Depending on portfolio strategy, each account is exposed to varying levels of risk from US Windstorm, US Earthquake, US Severe Convective Storm, European Wind/Flood/Earthquake, Japan Earthquake/Flood/Wind, Australia Wind/ Bushfire etc. and numerous others; 20+ perils regions around the world.
- Insurance-linked securities offer uncorrelated returns to investors, how has investor reception been to the ILS market over the past few years, and what are your expectations on investor interest in this market going into the next five years?

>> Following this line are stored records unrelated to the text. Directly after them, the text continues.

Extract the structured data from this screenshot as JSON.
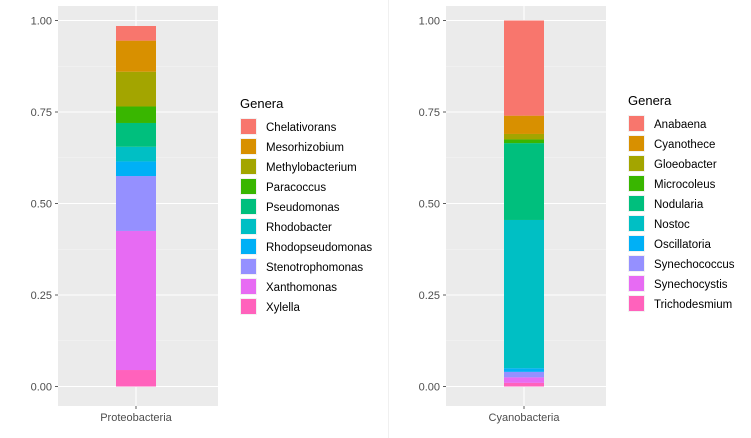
{
  "chart_data": [
    {
      "type": "bar",
      "stacked": true,
      "categories": [
        "Proteobacteria"
      ],
      "ylim": [
        0,
        1.0
      ],
      "yticks": [
        "0.00",
        "0.25",
        "0.50",
        "0.75",
        "1.00"
      ],
      "grid": true,
      "legend_title": "Genera",
      "legend_position": "right",
      "series": [
        {
          "name": "Chelativorans",
          "color": "#F8766D",
          "values": [
            0.04
          ]
        },
        {
          "name": "Mesorhizobium",
          "color": "#D89000",
          "values": [
            0.085
          ]
        },
        {
          "name": "Methylobacterium",
          "color": "#A3A500",
          "values": [
            0.095
          ]
        },
        {
          "name": "Paracoccus",
          "color": "#39B600",
          "values": [
            0.045
          ]
        },
        {
          "name": "Pseudomonas",
          "color": "#00BF7D",
          "values": [
            0.065
          ]
        },
        {
          "name": "Rhodobacter",
          "color": "#00BFC4",
          "values": [
            0.04
          ]
        },
        {
          "name": "Rhodopseudomonas",
          "color": "#00B0F6",
          "values": [
            0.04
          ]
        },
        {
          "name": "Stenotrophomonas",
          "color": "#9590FF",
          "values": [
            0.15
          ]
        },
        {
          "name": "Xanthomonas",
          "color": "#E76BF3",
          "values": [
            0.38
          ]
        },
        {
          "name": "Xylella",
          "color": "#FF62BC",
          "values": [
            0.045
          ]
        }
      ]
    },
    {
      "type": "bar",
      "stacked": true,
      "categories": [
        "Cyanobacteria"
      ],
      "ylim": [
        0,
        1.0
      ],
      "yticks": [
        "0.00",
        "0.25",
        "0.50",
        "0.75",
        "1.00"
      ],
      "grid": true,
      "legend_title": "Genera",
      "legend_position": "right",
      "series": [
        {
          "name": "Anabaena",
          "color": "#F8766D",
          "values": [
            0.26
          ]
        },
        {
          "name": "Cyanothece",
          "color": "#D89000",
          "values": [
            0.05
          ]
        },
        {
          "name": "Gloeobacter",
          "color": "#A3A500",
          "values": [
            0.015
          ]
        },
        {
          "name": "Microcoleus",
          "color": "#39B600",
          "values": [
            0.01
          ]
        },
        {
          "name": "Nodularia",
          "color": "#00BF7D",
          "values": [
            0.21
          ]
        },
        {
          "name": "Nostoc",
          "color": "#00BFC4",
          "values": [
            0.405
          ]
        },
        {
          "name": "Oscillatoria",
          "color": "#00B0F6",
          "values": [
            0.01
          ]
        },
        {
          "name": "Synechococcus",
          "color": "#9590FF",
          "values": [
            0.015
          ]
        },
        {
          "name": "Synechocystis",
          "color": "#E76BF3",
          "values": [
            0.015
          ]
        },
        {
          "name": "Trichodesmium",
          "color": "#FF62BC",
          "values": [
            0.01
          ]
        }
      ]
    }
  ]
}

Capital entered into the ILS market at a staggering annualised growth rate over the last five years, as investors increasingly recognised the absolute return potential as well as the lack of correlation to the broader financial markets. Once investors commit some time into learning about the underlying risk and how it is managed, they attain a much deeper appreciation for where the longer term opportunity lies for this asset class. There is no sign of allocation to this sector slowing down in the near future. Investors will remain committed to this market as long as their selected investment managers can appropriately put the capital to work into both quality underlying reinsurance business, and in a timely manner (e.g. not just commitments of capital waiting to be deployed).
- What are the types of investors that have shown interest in this fund so far? Moving ahead, what kind of investors would you like to target this fund towards?
ILS has generated interest from asset managers, pension funds, family offices, hedge funds, mutual funds, endowments, insurance companies as well as high net worth individuals. Mt. Logan Re’s current investors cover all of those investor types, and most have continued reinvesting over their tenure partnering with us. For Mt. Logan Re, we are looking for investors that have a mind-set of long-term partnership – think of it as a multi-decadal timeframe. So we are agnostic in the investor type, and look more towards investor behaviour and relationship.
- What is your outlook of the reinsurance market in 2017, and the factors which will impact this market?
As with any industry, partnering with the best participants in that market is always the best strategy. The best participants in ILS are ones that have the best access to the underlying business, and can negotiate the best return for themselves and their investors. These are the partners that can endure and exploit the good, bad and the best of times for their respective sectors. We simply believe that the choice of the right partner will dictate the future of the returns that an investor can expect to realise.